First the praise.  Contained in the Act is a provision for enabling small businesses to have access to large numbers of investors through crowdfunding.  The concept is simple.  Allow many people to invest relatively small amounts of money into a small business trying to raise limited amounts of money and thus justifying reducing the regulatory oversight on of the Security and Exchange Commission.  These are not gifts as in today’s social crowdfunding, these are the purchasing of shares of a company.
We were successful in amending the crowdfunding part of the JOBS Act in the Senate so as to provide sufficient individual investor protection on this new source of capital for Main Street small businesses.  Not only is it critical that small businesses have better access to capital, especially since banks are not meeting the needs of small businesses according to new analysis, but also because we need investors to feel secure in using crowdfunding.  If the public thinks they will be defrauded of their money, they won’t’ use crowdfunding investing.
Which brings us to the JOBS Act scorn.  The rest of the Act deserves concern because it reduces accounting and disclosure rules for much larger businesses, those capitalized up to $1 billion and having gone public as “big league” securities for less than five years .  The real fear is that this deregulation might eventually result in financial scandals that will shake public confidence even for investing in our small businesses.
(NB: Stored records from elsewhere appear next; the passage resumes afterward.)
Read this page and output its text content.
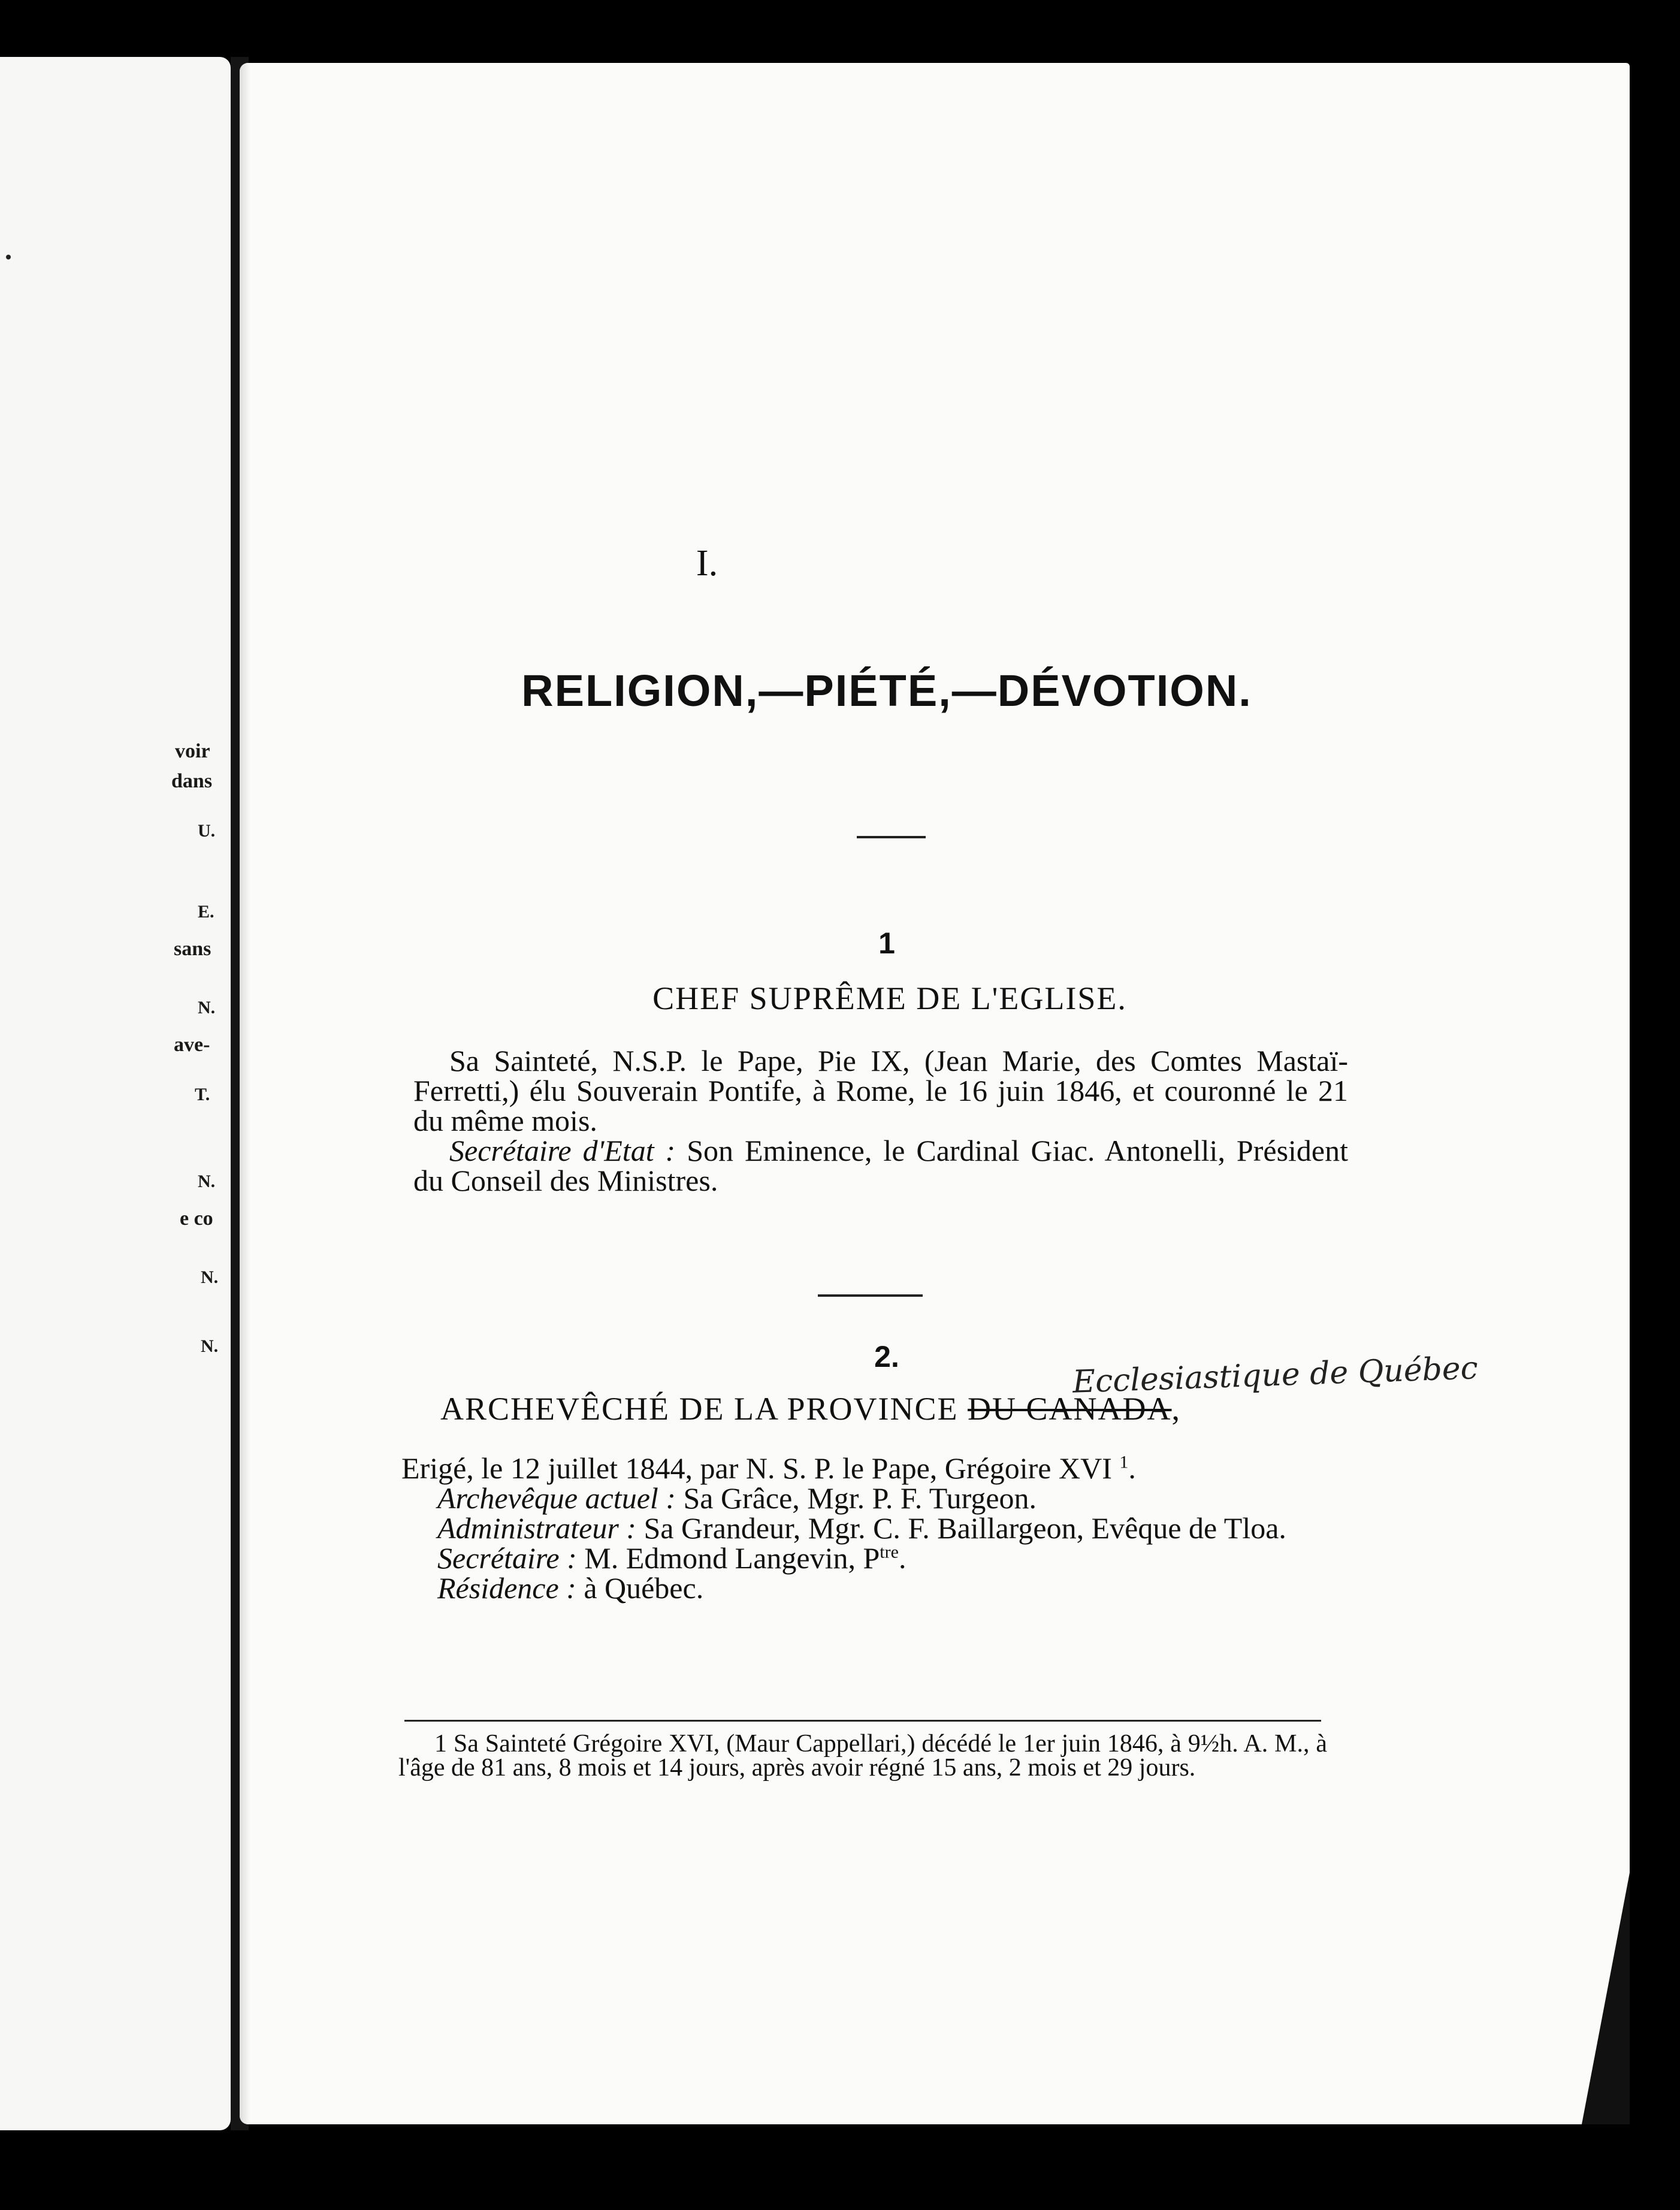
voir
dans
U.
E.
sans
N.
ave-
T.
N.
e co
N.
N.
I.
RELIGION,—PIÉTÉ,—DÉVOTION.
1
CHEF SUPRÊME DE L'EGLISE.

Sa Sainteté, N.S.P. le Pape, Pie IX, (Jean Marie, des Comtes Mastaï-Ferretti,) élu Souverain Pontife, à Rome, le 16 juin 1846, et couronné le 21 du même mois.

Secrétaire d'Etat : Son Eminence, le Cardinal Giac. Antonelli, Président du Conseil des Ministres.

2.
ARCHEVÊCHÉ DE LA PROVINCE DU CANADA,
Ecclesiastique de Québec

Erigé, le 12 juillet 1844, par N. S. P. le Pape, Grégoire XVI $^1$.

Archevêque actuel : Sa Grâce, Mgr. P. F. Turgeon.

Administrateur : Sa Grandeur, Mgr. C. F. Baillargeon, Evêque de Tloa.

Secrétaire : M. Edmond Langevin, $P^{tre}$.

Résidence : à Québec.

1 Sa Sainteté Grégoire XVI, (Maur Cappellari,) décédé le 1er juin 1846, à 9½h. A. M., à l'âge de 81 ans, 8 mois et 14 jours, après avoir régné 15 ans, 2 mois et 29 jours.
So while we hope that the SEC writes the regulations for implementation of the JOBS Act so as to minimize potential fraud on Wall Street, those of us who support crowdfunding to help most small businesses not looking for the “on ramp” to the DOW need to get to work.  We need to create the vehicles that the public will use to make small investments in their local community businesses as safe as possible to protect consumers.  If we don’t, this new hope for accessing capital will fade once again for small business.